Durante um bom tempo, nenhum dos dois disse nada. Kenny apoiou os cotovelos na mesa e manteve a cabeça baixa, esfregando o rosto, não podendo ver como Kevin o observava com o maxilar tenso e bufava, impaciente com a compaixão dele. Porque não fazia sentido. Kevin passou a mão pelos cabelos sebosos e desviou o olhar, rolando os lábios para dentro da boca como se isso o ajudasse a conter um resquício de lágrima que ameaçava se formar em seus olhos. Ele nunca chegaria a derramar aquelas lágrimas, naturalmente, porque os McCormick não foram ensinados a chorar. Foram criados em meio às coisas obscuras e deformadas que chocam os fracos, mas não os McCormick.

-Eu não te vi ir embora ontem. Quando eles tiraram a faca da minha mão, eu comecei a perder muito sangue e a dor me fez apagar. – Ele começou a contar, fazendo Kenny erguer a cabeça para encará-lo, mas Kevin continuava com o rosto virado para a parede, contemplando o nada, narrando como se estivesse revivendo a cena. – Eu acordei em uma mesa. Não sei para onde me levaram, mas tinham quatro ou cinco cabeças em cima de mim. Eu pensei que você estaria lá, mas... Não estava. Eu vi o filho da puta que enfiou a faca, aquele francês, ele gritava com alguém... “Corte fora de uma vez”, ele dizia. “Sua bicha medrosa, ande logo, ele vai morrer se você não cortar”. Eu queria levantar, mas me amarraram, eu não podia me mexer.
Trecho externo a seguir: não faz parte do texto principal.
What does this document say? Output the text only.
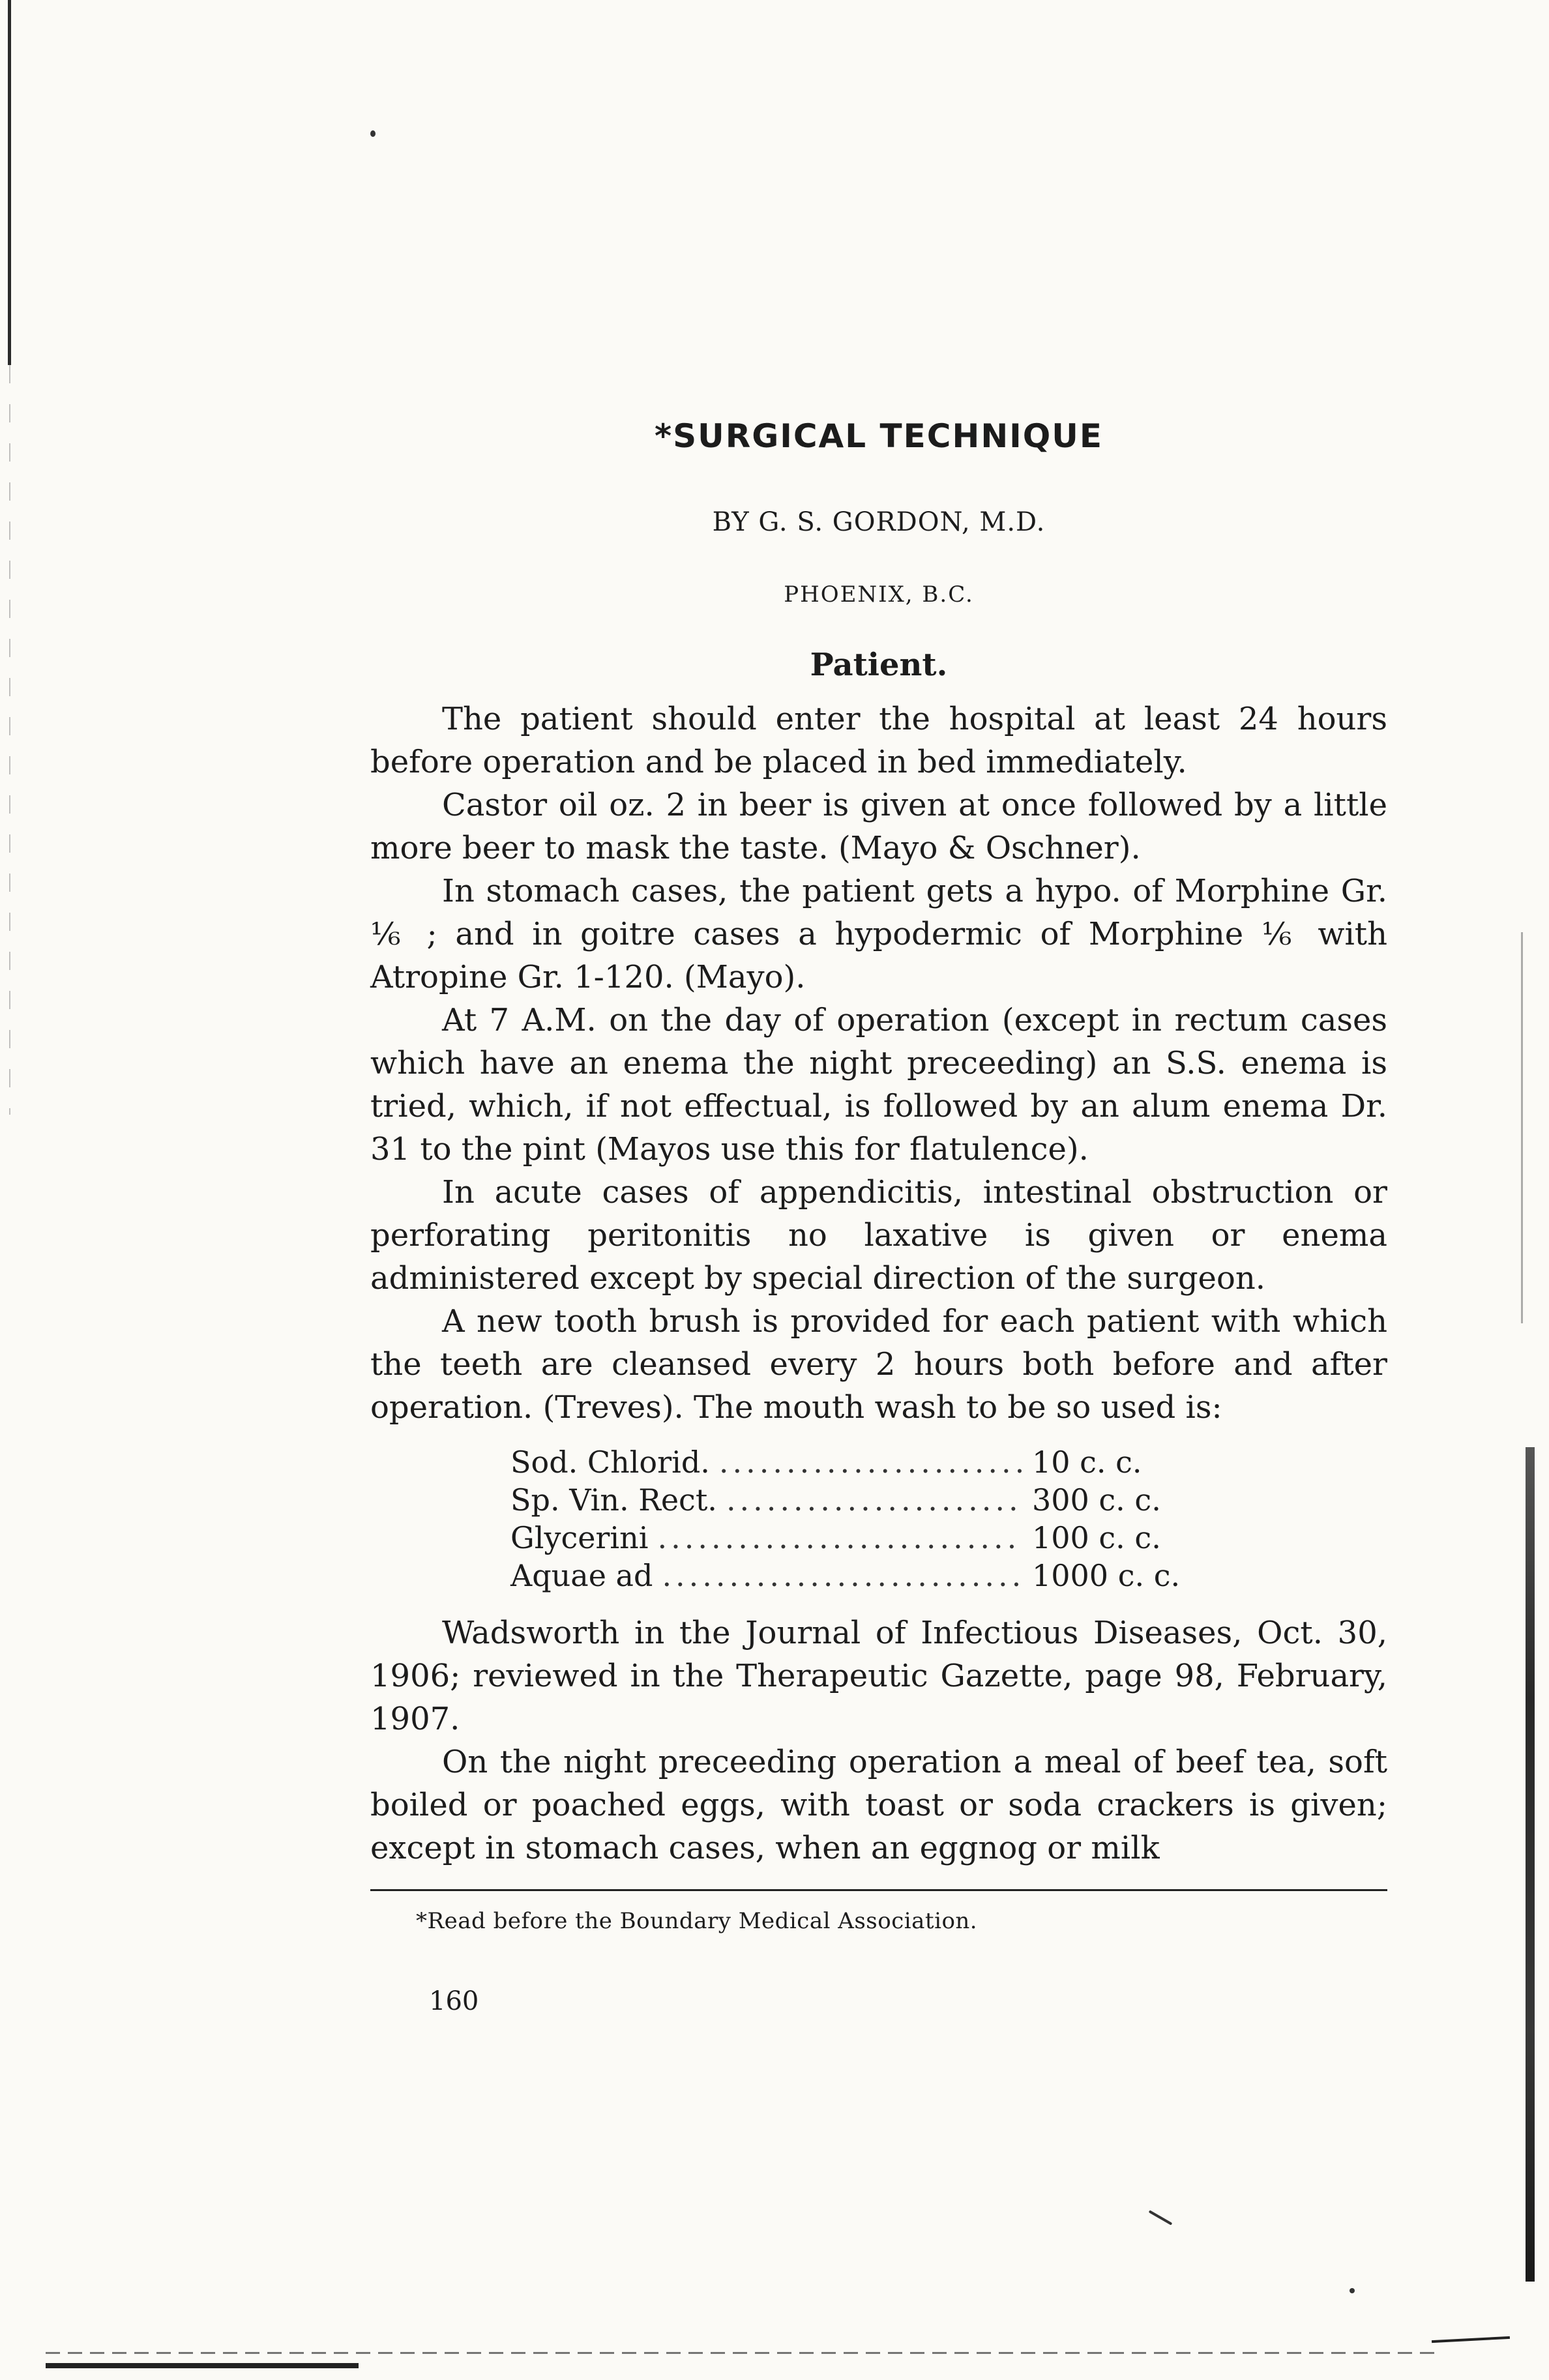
*SURGICAL TECHNIQUE
BY G. S. GORDON, M.D.
PHOENIX, B.C.
Patient.

The patient should enter the hospital at least 24 hours before operation and be placed in bed immediately.

Castor oil oz. 2 in beer is given at once followed by a little more beer to mask the taste. (Mayo & Oschner).

In stomach cases, the patient gets a hypo. of Morphine Gr. ⅙ ; and in goitre cases a hypodermic of Morphine ⅙ with Atropine Gr. 1-120. (Mayo).

At 7 A.M. on the day of operation (except in rectum cases which have an enema the night preceeding) an S.S. enema is tried, which, if not effectual, is followed by an alum enema Dr. 31 to the pint (Mayos use this for flatulence).

In acute cases of appendicitis, intestinal obstruction or perforating peritonitis no laxative is given or enema administered except by special direction of the surgeon.

A new tooth brush is provided for each patient with which the teeth are cleansed every 2 hours both before and after operation. (Treves). The mouth wash to be so used is:

Sod. Chlorid. .....	10 c. c.
Sp. Vin. Rect. .....	300 c. c.
Glycerini .....	100 c. c.
Aquae ad .....	1000 c. c.

Wadsworth in the Journal of Infectious Diseases, Oct. 30, 1906; reviewed in the Therapeutic Gazette, page 98, February, 1907.

On the night preceeding operation a meal of beef tea, soft boiled or poached eggs, with toast or soda crackers is given; except in stomach cases, when an eggnog or milk

*Read before the Boundary Medical Association.
160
Eles precisavam que eu ficasse vivo, é claro, queriam que eu falasse. E tinha esse cara... Um médico, eu acho, ele dizia “Não, não temos que cortar. Podemos salvar a mão.” Eu já não sentia mais dor, acho que meu corpo entrou em choque, a adrenalina me anestesiou. Eu não conseguia respirar. Nenhum deles viu que eu acordei, estavam ocupados demais discutindo aos gritos. Então aquele rato francês pegou um machadinho ensangüentado, como um açougueiro, e disse “É misericordioso. Ele não suportará a dor dos tendões dilacerados, é misericordioso amputar.” Ele mesmo fez o trabalho. – Kevin parou para fechar os olhos, bem apertado, enxergando em sua mente o momento em que Christophe segurou seu pulso e cortou sua mão fora com a facilidade com que se fatia um porco. Estremeceu por inteiro, grunhindo baixo antes de prosseguir. Os olhos atentos de Kenny jamais deixaram seu irmão. – É misericordioso, ele disse. Bastardo filho da puta.
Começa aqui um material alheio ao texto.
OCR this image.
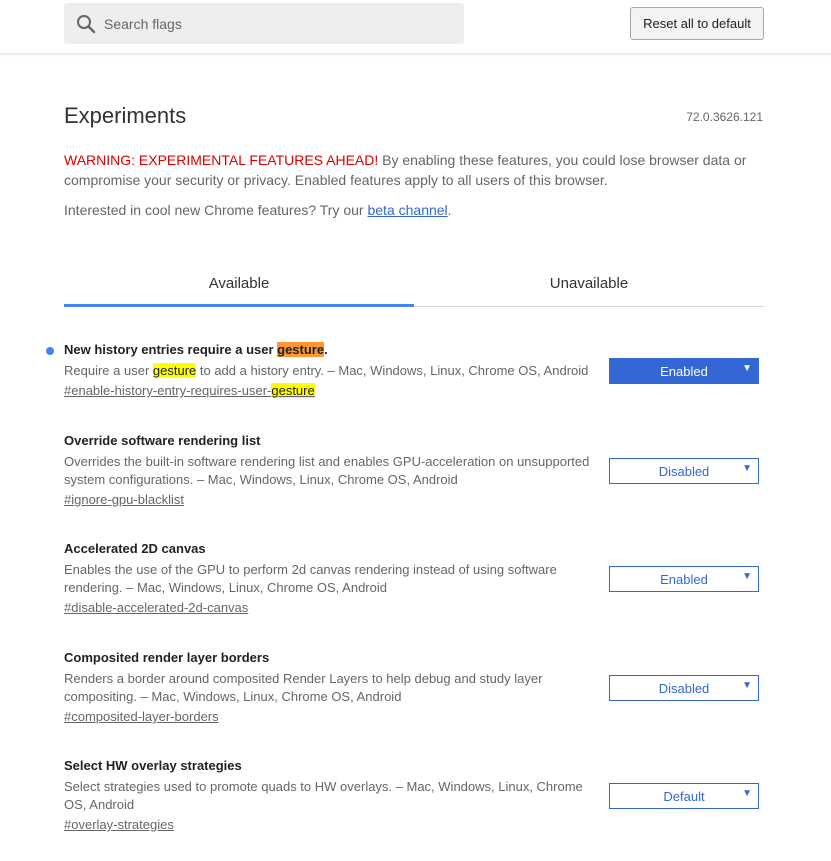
Search flags
Reset all to default
Experiments	72.0.3626.121
WARNING: EXPERIMENTAL FEATURES AHEAD! By enabling these features, you could lose browser data or compromise your security or privacy. Enabled features apply to all users of this browser.
Interested in cool new Chrome features? Try our beta channel.
Available	Unavailable
New history entries require a user gesture.
Require a user gesture to add a history entry. – Mac, Windows, Linux, Chrome OS, Android
#enable-history-entry-requires-user-gesture
Enabled	▼
Override software rendering list
Overrides the built-in software rendering list and enables GPU-acceleration on unsupported system configurations. – Mac, Windows, Linux, Chrome OS, Android
#ignore-gpu-blacklist
Disabled	▼
Accelerated 2D canvas
Enables the use of the GPU to perform 2d canvas rendering instead of using software rendering. – Mac, Windows, Linux, Chrome OS, Android
#disable-accelerated-2d-canvas
Enabled	▼
Composited render layer borders
Renders a border around composited Render Layers to help debug and study layer compositing. – Mac, Windows, Linux, Chrome OS, Android
#composited-layer-borders
Disabled	▼
Select HW overlay strategies
Select strategies used to promote quads to HW overlays. – Mac, Windows, Linux, Chrome OS, Android
#overlay-strategies
Default	▼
-Kevin, eu não sabia... Eu não fazia ideia de que eles iriam cortar sua mão.

-E faria alguma diferença se você soubesse? – O mais velho perguntou com uma risada amarga. – É isso que sua lealdade vale? Sua honra vale uma mão?

Kenny estreitou os olhos e entreabriu os lábios, fungando com o nariz um tanto vermelho, e em seguida pôs as duas mãos sobre a mesa e se inclinou um pouco em direção ao irmão.

-“Honra”? Nós não somos cavalheiros jurados da guarda real, Kevin. Nós não temos honra. Diga-me uma coisa: você sabe o que vai acontecer quando levar o cetro para o Cartman?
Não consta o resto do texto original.